San Diego

Carmel Valley Students Present Educational Comic at Comic-Con Panel

Among the celebrities, comic book legends, and movie studios present at Comic-Con, there is a young generation of comic book artists, high school students from Carmel Valley’s Canyon Crest Academy.

Students from their Envision Conservatory for the Humanities worked with their Envision Visual Arts Conservatory to write and edit a comic book with a message about environment preservation.

It’s called "Jasper and the Spirit Skies."

It has a multinational approach that will continue into the following school year. The plot follows a hummingbird migration route that goes into the southern end of Panama. Their students have built a relationship with students in Panama to help create a second volume for their book.

“It’s really special because it teaches what can be a complicated message but simplified it for a younger audience,” explained 16-year-old Frances Chai. “If you’re just trying to tell kids all about the environment, all the science jargon, they are not going to understand, but with this you can really look at the images and figure out the story. We are here to show that high school students can do something as daunting as having a comic book.”

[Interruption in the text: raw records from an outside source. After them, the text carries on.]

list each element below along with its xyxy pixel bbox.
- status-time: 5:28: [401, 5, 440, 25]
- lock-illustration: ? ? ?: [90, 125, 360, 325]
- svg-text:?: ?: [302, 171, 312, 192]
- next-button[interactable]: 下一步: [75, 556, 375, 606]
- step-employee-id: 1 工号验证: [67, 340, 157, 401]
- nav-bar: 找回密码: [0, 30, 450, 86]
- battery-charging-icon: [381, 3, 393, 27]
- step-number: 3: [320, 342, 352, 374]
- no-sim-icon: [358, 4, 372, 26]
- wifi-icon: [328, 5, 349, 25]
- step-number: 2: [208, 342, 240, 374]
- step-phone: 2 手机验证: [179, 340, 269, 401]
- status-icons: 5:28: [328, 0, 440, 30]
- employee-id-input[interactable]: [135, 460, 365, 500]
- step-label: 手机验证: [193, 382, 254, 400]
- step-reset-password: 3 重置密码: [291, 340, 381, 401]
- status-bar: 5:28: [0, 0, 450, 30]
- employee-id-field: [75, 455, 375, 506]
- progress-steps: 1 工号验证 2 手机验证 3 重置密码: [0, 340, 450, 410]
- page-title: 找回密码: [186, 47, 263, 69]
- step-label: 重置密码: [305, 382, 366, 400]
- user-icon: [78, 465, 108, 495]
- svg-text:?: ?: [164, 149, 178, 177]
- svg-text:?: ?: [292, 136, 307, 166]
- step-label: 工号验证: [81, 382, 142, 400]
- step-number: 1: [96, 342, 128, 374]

Chai said it’s taken a large team of students to create, produce and execute volume one.

“There [are] so many moving parts,” she said.

Recent high school graduate and one of the Spirit Skies’ artists, Jessica Li, said the key was collaborating between the student writers and the student artists. Li said they worked together to help create the storyline.

The group held a panel on Thursday and said it made them feel like they belonged at Comic-Con. They admitted that being so young made them feel not fit to be there on day one, but now they feel like they are “in” with the Comic-Con world. They will host another panel on Saturday at noon at Central Library in the Shiley Special Events room.